A 68-year-old Las Vegas man accused of stabbing a National City convenience store worker to death nearly half a century ago pleaded not guilty on Wednesday to a murder charge.
Carlin Edward Cornett, who was arrested at his Las Vegas home last month, is charged on July 31, 1974 with the murder of 22-year-old Christy Ellen Bryant.
He was extradited to San Diego and held in the downtown jail on Monday, according to county jail records. He remained in detention without bail after Wednesday’s arraignment.
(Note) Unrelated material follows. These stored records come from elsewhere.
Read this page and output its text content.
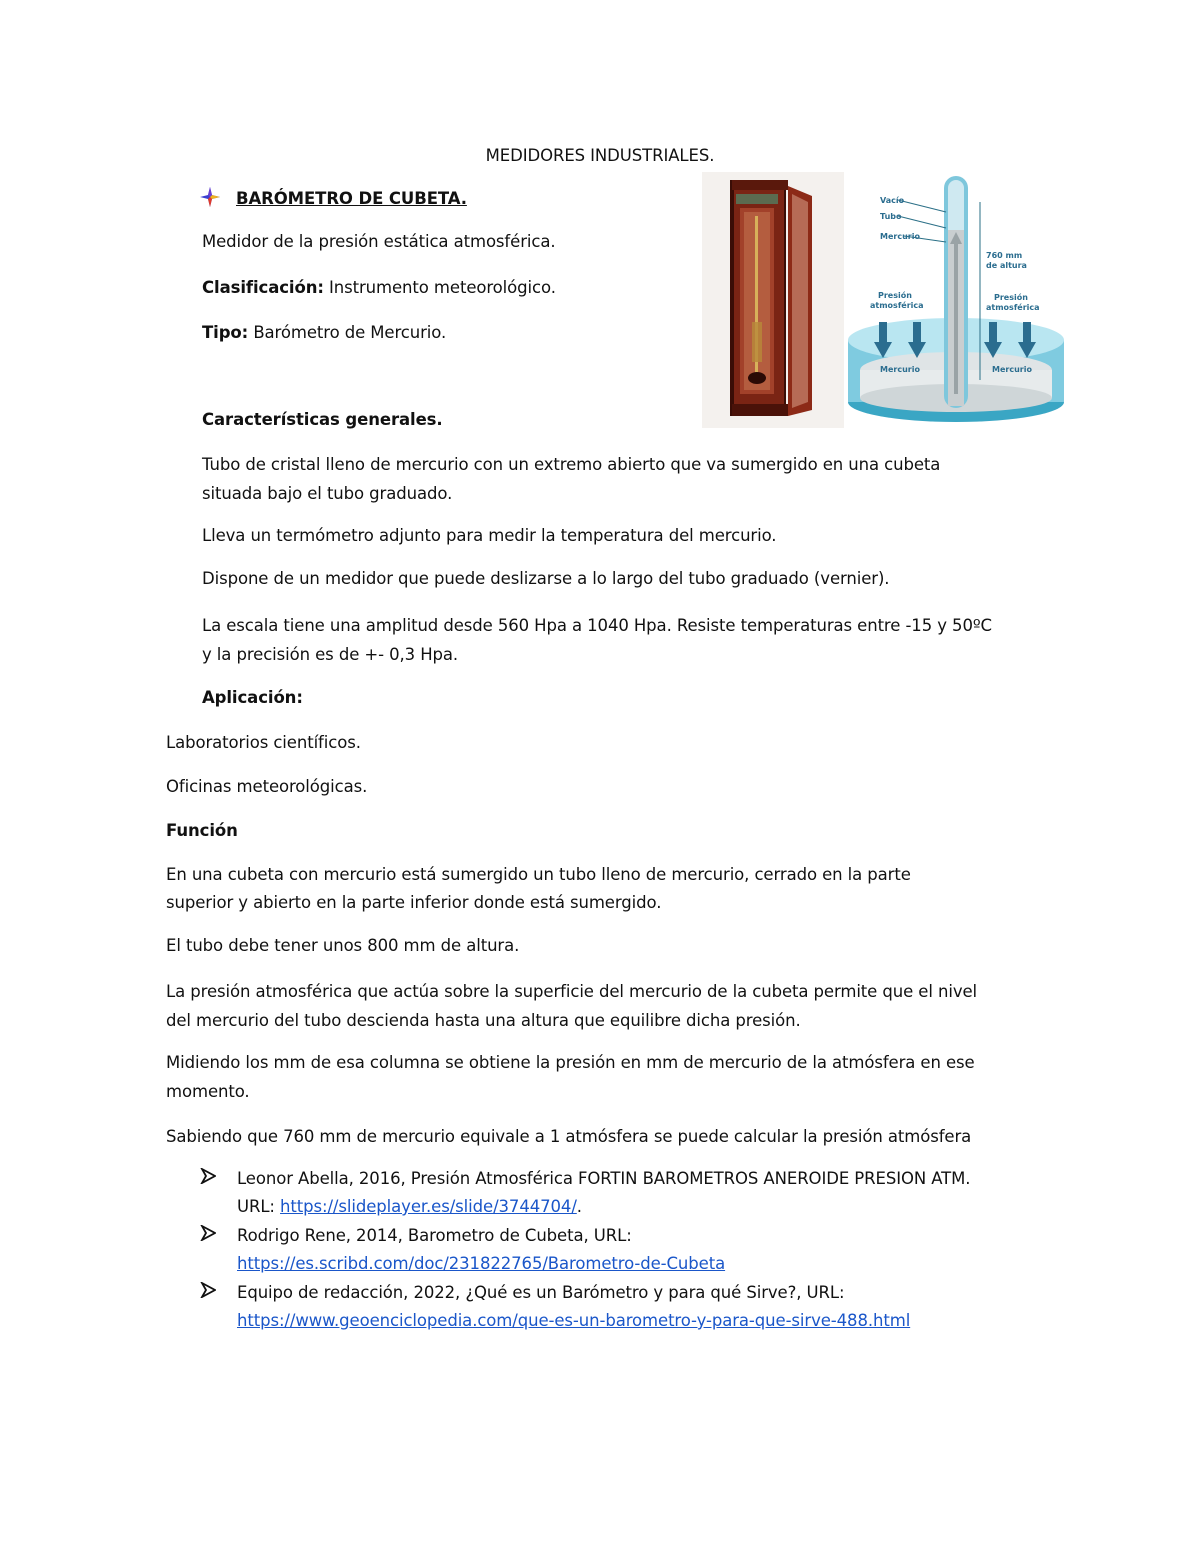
MEDIDORES INDUSTRIALES.
BARÓMETRO DE CUBETA.
Medidor de la presión estática atmosférica.
Clasificación: Instrumento meteorológico.
Tipo: Barómetro de Mercurio.
Características generales.
Tubo de cristal lleno de mercurio con un extremo abierto que va sumergido en una cubeta
situada bajo el tubo graduado.
Lleva un termómetro adjunto para medir la temperatura del mercurio.
Dispone de un medidor que puede deslizarse a lo largo del tubo graduado (vernier).
La escala tiene una amplitud desde 560 Hpa a 1040 Hpa. Resiste temperaturas entre -15 y 50ºC
y la precisión es de +- 0,3 Hpa.
Aplicación:
Laboratorios científicos.
Oficinas meteorológicas.
Función
En una cubeta con mercurio está sumergido un tubo lleno de mercurio, cerrado en la parte
superior y abierto en la parte inferior donde está sumergido.
El tubo debe tener unos 800 mm de altura.
La presión atmosférica que actúa sobre la superficie del mercurio de la cubeta permite que el nivel
del mercurio del tubo descienda hasta una altura que equilibre dicha presión.
Midiendo los mm de esa columna se obtiene la presión en mm de mercurio de la atmósfera en ese
momento.
Sabiendo que 760 mm de mercurio equivale a 1 atmósfera se puede calcular la presión atmósfera
Leonor Abella, 2016, Presión Atmosférica FORTIN BAROMETROS ANEROIDE PRESION ATM.
URL: https://slideplayer.es/slide/3744704/.
Rodrigo Rene, 2014, Barometro de Cubeta, URL:
https://es.scribd.com/doc/231822765/Barometro-de-Cubeta
Equipo de redacción, 2022, ¿Qué es un Barómetro y para qué Sirve?, URL:
https://www.geoenciclopedia.com/que-es-un-barometro-y-para-que-sirve-488.html
Vacío
Tubo
Mercurio
760 mm
de altura
Presión
atmosférica
Presión
atmosférica
Mercurio	Mercurio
Cornett faces eight years in state prison if convicted of murder, along with an alleged use of a knife in the murder. Although murder convictions currently carry a much higher potential sentence, Cornett incurs the sentence he would have received in 1974 under California law at the time.
Bryant was stabbed to death while working alone in a 7-Eleven at 702 Highland Ave., according to National City Police. A Domino’s Pizza restaurant is there now.
The case turned cold after exhaustive law enforcement measures failed to identify the suspect, according to Lt. Derek Aydelotte of the National Town Police Department. However, officers at the time took blood samples from the suspect at the scene, even though DNA testing was not yet available, keeping the case in circulation for decades.
“Over the years, different NCPD detectives have looked into the case, but no solid leads have been developed,” Aydelotte said.
It wasn’t the first attempt by law enforcement to track down Bryant’s killer using DNA. In 2008, the blood sample was submitted to the San Diego Sheriff’s Department Crime Lab and Combined DNA Index System in hopes of finding the killer among a group of possible suspects.
“The DNA profile of evidence of blood remained in the system and was searched regularly without any results,” Aydelotte said.
Then, eight years after National City Police teamed up with the San Diego County District Attorney’s Office and after serious advancements in forensic technology, Cornett was identified through the work of an in-house genealogist from the Cold Homicide and Genealogy Research Effort, according to the district attorney’s office.